The report has identified that when plastic material enters the market it is clean, dry and free from extra materials such as labels. However, once it has been used and recycled, its weight has increased to due moisture and other external factors. This could account for an extra 3.5m tonnes of extra plastic packaging waste being produced each year.
The report questions the effectiveness of the current UK system of recycling, and points much of the blame at the door of the packaging companies themselves who take part in government approved compliance schemes.
In the UK packaging producer responsibility scheme, businesses who produce plastic above a specified minimum threshold each have an obligation to ensure that a specified proportion of the packaging that they handle is recycled. They do this by joining one of a number of compliance firms such as Valpak.
The compliance scheme effectively takes on the legal responsibility of a business to demonstrate that the necessary quantity of packaging has been recycled to meet a target.
The lower the figure for the packaging placed on the market, the lower the fees that producers have to pay into the compliance schemes. A lower figure also reduces the amount of material that needs to be recycled in order to meet the targets, keeping down the costs of compliance to industry.
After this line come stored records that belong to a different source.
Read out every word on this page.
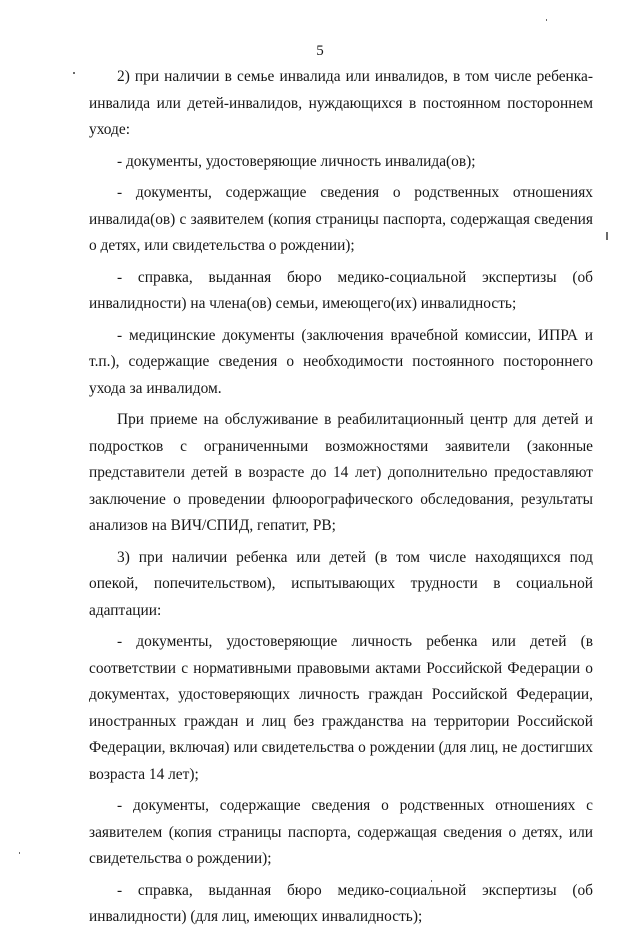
5

2) при наличии в семье инвалида или инвалидов, в том числе ребенка-инвалида или детей-инвалидов, нуждающихся в постоянном постороннем уходе:

- документы, удостоверяющие личность инвалида(ов);

- документы, содержащие сведения о родственных отношениях инвалида(ов) с заявителем (копия страницы паспорта, содержащая сведения о детях, или свидетельства о рождении);

- справка, выданная бюро медико-социальной экспертизы (об инвалидности) на члена(ов) семьи, имеющего(их) инвалидность;

- медицинские документы (заключения врачебной комиссии, ИПРА и т.п.), содержащие сведения о необходимости постоянного постороннего ухода за инвалидом.

При приеме на обслуживание в реабилитационный центр для детей и подростков с ограниченными возможностями заявители (законные представители детей в возрасте до 14 лет) дополнительно предоставляют заключение о проведении флюорографического обследования, результаты анализов на ВИЧ/СПИД, гепатит, РВ;

3) при наличии ребенка или детей (в том числе находящихся под опекой, попечительством), испытывающих трудности в социальной адаптации:

- документы, удостоверяющие личность ребенка или детей (в соответствии с нормативными правовыми актами Российской Федерации о документах, удостоверяющих личность граждан Российской Федерации, иностранных граждан и лиц без гражданства на территории Российской Федерации, включая) или свидетельства о рождении (для лиц, не достигших возраста 14 лет);

- документы, содержащие сведения о родственных отношениях с заявителем (копия страницы паспорта, содержащая сведения о детях, или свидетельства о рождении);

- справка, выданная бюро медико-социальной экспертизы (об инвалидности) (для лиц, имеющих инвалидность);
Dominic Hogg, chairman of Eunomia, said: ‘It’s not really surprising to find that the UK’s recycling rate for plastics is not as good as is claimed. The scheme supports the reporting of compliance at low cost, rather than achieving high-quality recycling of plastic packaging. The disparities between datasets indicate that the existing scheme gives a weak foundation on which to base the recycling figures.’
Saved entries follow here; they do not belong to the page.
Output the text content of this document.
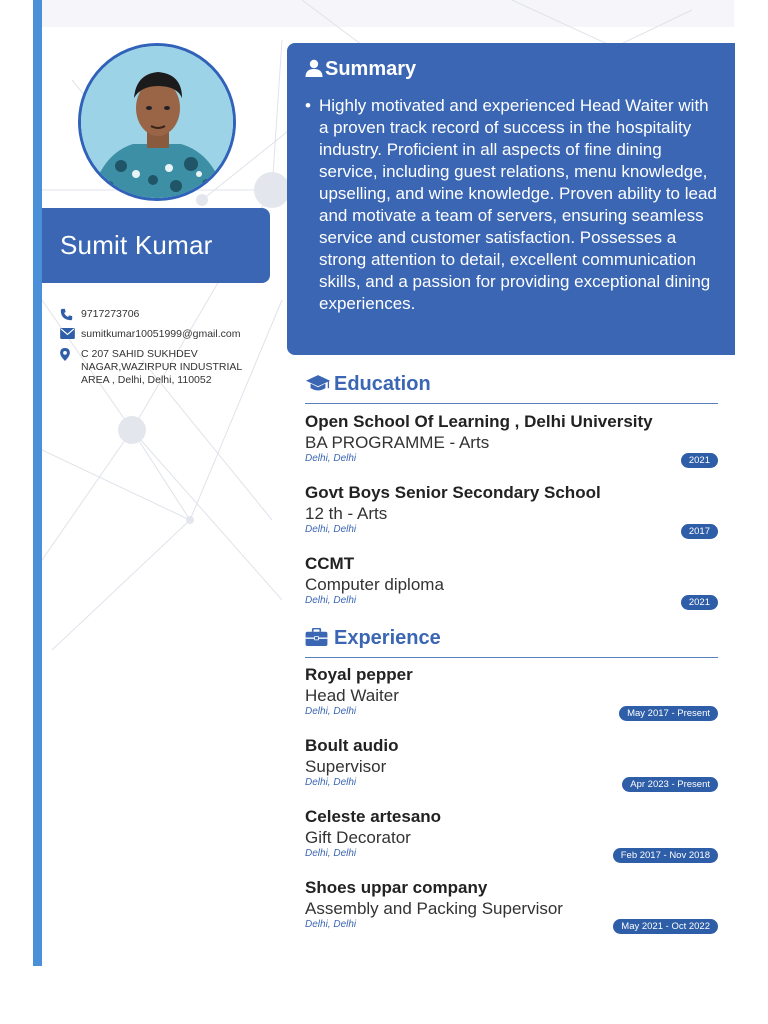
Sumit Kumar
9717273706
sumitkumar10051999@gmail.com
C 207 SAHID SUKHDEV
NAGAR,WAZIRPUR INDUSTRIAL
AREA , Delhi, Delhi, 110052
Summary
• Highly motivated and experienced Head Waiter with a proven track record of success in the hospitality industry. Proficient in all aspects of fine dining service, including guest relations, menu knowledge, upselling, and wine knowledge. Proven ability to lead and motivate a team of servers, ensuring seamless service and customer satisfaction. Possesses a strong attention to detail, excellent communication skills, and a passion for providing exceptional dining experiences.
Education
Open School Of Learning , Delhi University
BA PROGRAMME - Arts
Delhi, Delhi	2021
Govt Boys Senior Secondary School
12 th - Arts
Delhi, Delhi	2017
CCMT
Computer diploma
Delhi, Delhi	2021
Experience
Royal pepper
Head Waiter
Delhi, Delhi	May 2017 - Present
Boult audio
Supervisor
Delhi, Delhi	Apr 2023 - Present
Celeste artesano
Gift Decorator
Delhi, Delhi	Feb 2017 - Nov 2018
Shoes uppar company
Assembly and Packing Supervisor
Delhi, Delhi	May 2021 - Oct 2022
With the issue of plastic packaging waste firmly on the agenda, the report is alarming news for those who believed the UK was meeting its recycling targets set by the EU in the years 2008-2012.
‘The existing system of producer responsibility is failing. It has allowed problems with plastic packaging to grow, and in its most basic responsibility – demonstrating compliance with a target – the data cannot be trusted,’ said Mr Hogg.
Environment Journal has reached out to Valpak for comment.